The event was sponsored by the Forsyth Tea Party and the United Tea Party of Georgia.

Smith said he wants to be a voice for the working families in Forsyth County. He hopes to also ease tensions between the political parties.

“The environment has been toxic the past few years,” Smith said. “Even between Republicans, Democrats, conservatives and liberals, there is a lot of common ground and we can find it.”

Trent said during her 30 years in the social work and policy work sectors, she had a lot of epiphanies, ultimately realizing the people she thought she was helping, she was hurting, especially in relation to efforts to reform welfare.

“I thought, ‘why wouldn’t you want to reform welfare or get people off public assistance?” Trent said. “That was one of the many small steps I took from being a Democrat to being a Republican to being a conservative. I still want to help people who are poor and need more help.”

The two spoke about gun control rights and the Second Amendment.

Smith said he supports the Second Amendment and believes in the right to bear arms.

“Now, that said, our freedoms are not absolute,” Smith said. “We need to be able to talk about issues around guns without it becoming a slippery slope argument that if we do anything at it, it’s going to result in all the guns being taken away.”

Guns are a huge part of Southern culture, he said, and he is cognizant of that.

“Those things are important,” Smith said. “A lot of people talk about the Second Amendment not being there for those purposes, but for protecting ourselves from government tyranny, and absolutely that’s right. We need to be able to start having these conversations with each other.”

Trent said the agenda of the Democrat Party is centered on gun control, and when an elected official is at the state Capitol, they would be expected to represent that agenda.

“The Republican Party is the one that believes in having the right to have gun ownership and the Democratic Party wants to limit gun ownership,” Trent said. “Legal gun owners are responsible gun owners.

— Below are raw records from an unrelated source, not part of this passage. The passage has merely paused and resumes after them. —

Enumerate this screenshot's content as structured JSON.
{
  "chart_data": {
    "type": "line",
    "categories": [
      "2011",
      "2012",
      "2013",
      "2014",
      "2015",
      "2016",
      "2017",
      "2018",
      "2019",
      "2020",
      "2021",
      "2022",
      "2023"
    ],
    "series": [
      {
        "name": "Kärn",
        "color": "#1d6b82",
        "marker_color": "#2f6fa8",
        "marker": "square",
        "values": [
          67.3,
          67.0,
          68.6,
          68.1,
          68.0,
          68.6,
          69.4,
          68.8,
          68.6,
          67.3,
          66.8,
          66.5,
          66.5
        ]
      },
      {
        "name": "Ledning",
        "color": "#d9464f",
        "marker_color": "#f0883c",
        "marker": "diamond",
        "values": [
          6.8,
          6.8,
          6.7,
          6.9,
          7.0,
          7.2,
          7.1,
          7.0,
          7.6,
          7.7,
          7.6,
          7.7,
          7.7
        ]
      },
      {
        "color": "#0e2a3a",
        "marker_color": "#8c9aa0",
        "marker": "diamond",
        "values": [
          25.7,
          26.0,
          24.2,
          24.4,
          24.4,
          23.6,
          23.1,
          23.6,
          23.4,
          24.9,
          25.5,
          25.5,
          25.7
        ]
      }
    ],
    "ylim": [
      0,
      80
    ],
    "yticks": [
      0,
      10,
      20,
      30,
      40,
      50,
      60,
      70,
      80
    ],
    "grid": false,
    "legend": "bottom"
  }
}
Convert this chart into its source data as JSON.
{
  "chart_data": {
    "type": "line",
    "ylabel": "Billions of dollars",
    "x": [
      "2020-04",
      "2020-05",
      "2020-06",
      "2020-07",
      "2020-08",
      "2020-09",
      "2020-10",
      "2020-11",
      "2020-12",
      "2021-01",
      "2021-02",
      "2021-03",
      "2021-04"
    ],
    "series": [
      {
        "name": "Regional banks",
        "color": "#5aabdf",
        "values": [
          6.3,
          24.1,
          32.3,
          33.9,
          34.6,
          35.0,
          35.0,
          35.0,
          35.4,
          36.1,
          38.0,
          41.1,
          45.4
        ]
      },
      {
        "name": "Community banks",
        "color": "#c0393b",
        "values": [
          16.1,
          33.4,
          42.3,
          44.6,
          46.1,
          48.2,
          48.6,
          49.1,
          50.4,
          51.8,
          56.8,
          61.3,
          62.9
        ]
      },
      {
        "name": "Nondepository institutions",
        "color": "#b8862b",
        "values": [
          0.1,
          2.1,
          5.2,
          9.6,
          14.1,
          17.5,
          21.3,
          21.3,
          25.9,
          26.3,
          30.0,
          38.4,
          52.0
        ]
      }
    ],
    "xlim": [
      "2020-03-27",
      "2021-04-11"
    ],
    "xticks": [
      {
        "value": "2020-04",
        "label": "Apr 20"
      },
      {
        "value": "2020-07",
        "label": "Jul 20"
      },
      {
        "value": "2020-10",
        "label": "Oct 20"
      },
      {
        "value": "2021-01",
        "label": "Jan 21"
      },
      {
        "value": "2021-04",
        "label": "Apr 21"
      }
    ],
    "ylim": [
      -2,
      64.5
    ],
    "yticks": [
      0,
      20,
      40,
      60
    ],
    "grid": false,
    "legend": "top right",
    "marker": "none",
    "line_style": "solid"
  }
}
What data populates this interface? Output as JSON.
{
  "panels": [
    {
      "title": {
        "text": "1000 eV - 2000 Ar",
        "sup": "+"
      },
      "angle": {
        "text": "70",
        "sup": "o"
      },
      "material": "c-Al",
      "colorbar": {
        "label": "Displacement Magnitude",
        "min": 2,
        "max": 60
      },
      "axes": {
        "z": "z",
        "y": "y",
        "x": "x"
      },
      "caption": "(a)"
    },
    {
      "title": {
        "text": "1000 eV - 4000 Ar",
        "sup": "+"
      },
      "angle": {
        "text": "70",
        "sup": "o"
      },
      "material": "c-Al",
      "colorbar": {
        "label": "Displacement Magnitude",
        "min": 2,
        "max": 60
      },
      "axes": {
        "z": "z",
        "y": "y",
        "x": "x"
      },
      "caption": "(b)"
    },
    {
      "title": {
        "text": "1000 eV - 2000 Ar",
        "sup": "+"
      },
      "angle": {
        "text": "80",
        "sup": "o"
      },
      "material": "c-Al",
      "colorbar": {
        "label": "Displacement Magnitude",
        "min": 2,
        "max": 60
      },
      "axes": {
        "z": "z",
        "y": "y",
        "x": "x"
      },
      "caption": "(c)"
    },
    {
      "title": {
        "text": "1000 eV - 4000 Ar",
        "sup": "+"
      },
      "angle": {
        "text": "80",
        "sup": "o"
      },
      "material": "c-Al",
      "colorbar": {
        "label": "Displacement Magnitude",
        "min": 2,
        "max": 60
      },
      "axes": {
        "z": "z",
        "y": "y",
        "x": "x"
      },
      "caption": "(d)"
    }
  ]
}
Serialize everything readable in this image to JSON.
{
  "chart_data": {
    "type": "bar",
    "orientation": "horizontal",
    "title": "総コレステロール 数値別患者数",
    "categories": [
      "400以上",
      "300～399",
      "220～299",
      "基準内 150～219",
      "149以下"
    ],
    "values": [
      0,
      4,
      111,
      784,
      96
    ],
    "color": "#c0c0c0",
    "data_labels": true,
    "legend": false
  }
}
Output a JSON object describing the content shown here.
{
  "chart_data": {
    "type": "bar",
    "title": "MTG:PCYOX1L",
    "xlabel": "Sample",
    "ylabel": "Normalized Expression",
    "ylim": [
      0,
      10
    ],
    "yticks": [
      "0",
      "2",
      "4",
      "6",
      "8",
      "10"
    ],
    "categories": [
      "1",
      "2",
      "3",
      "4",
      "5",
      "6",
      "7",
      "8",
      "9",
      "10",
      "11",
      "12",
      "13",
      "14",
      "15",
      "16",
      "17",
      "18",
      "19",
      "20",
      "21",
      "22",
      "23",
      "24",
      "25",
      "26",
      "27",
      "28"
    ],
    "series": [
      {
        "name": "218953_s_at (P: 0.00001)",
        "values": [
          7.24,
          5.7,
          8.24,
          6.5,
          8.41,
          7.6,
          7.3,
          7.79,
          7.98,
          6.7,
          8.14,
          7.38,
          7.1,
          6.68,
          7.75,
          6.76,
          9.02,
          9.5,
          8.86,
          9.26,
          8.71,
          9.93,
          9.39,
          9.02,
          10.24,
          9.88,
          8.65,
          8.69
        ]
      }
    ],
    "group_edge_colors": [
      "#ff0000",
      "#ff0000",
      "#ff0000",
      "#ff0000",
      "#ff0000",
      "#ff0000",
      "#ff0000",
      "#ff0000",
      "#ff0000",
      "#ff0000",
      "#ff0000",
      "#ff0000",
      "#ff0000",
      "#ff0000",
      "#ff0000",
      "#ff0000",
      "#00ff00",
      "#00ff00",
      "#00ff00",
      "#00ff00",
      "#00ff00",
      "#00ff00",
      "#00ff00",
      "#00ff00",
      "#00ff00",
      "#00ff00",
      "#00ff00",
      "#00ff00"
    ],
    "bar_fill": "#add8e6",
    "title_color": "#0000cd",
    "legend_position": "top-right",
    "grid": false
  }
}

It’s part of our culture. The Democratic Party does actually want to take this away from us.”

Historical monuments, often ones dedicated to confederate history, have raised heated debates, especially in the South.

Trent said she is a social historian by training and is against removing the monuments. In the schools, including college, Trent said education and history have been destroyed.

Every monument and social movement that creates a monument have complicated histories, Trent said.

“By simply tearing these down, we are depriving people an understanding of their own past, which can have different interpretations,” Trent said. “If our reaction to people’s feeling’s being hurt or activists making demands more likely, is to simply say ‘let’s eradicate history,’ then that’s the path of fascism. It’s important we give students tools to discern what our history means rather than actually simply erasing it.”

Smith said it’s up to the individual municipalities to decide what to keep.

“I don’t need somebody to put a monument up to remind me of something,” Smith said. “Aside from the dates of when things happened, history is an opinion. It depends on who you ask because there are always two sides to every story.”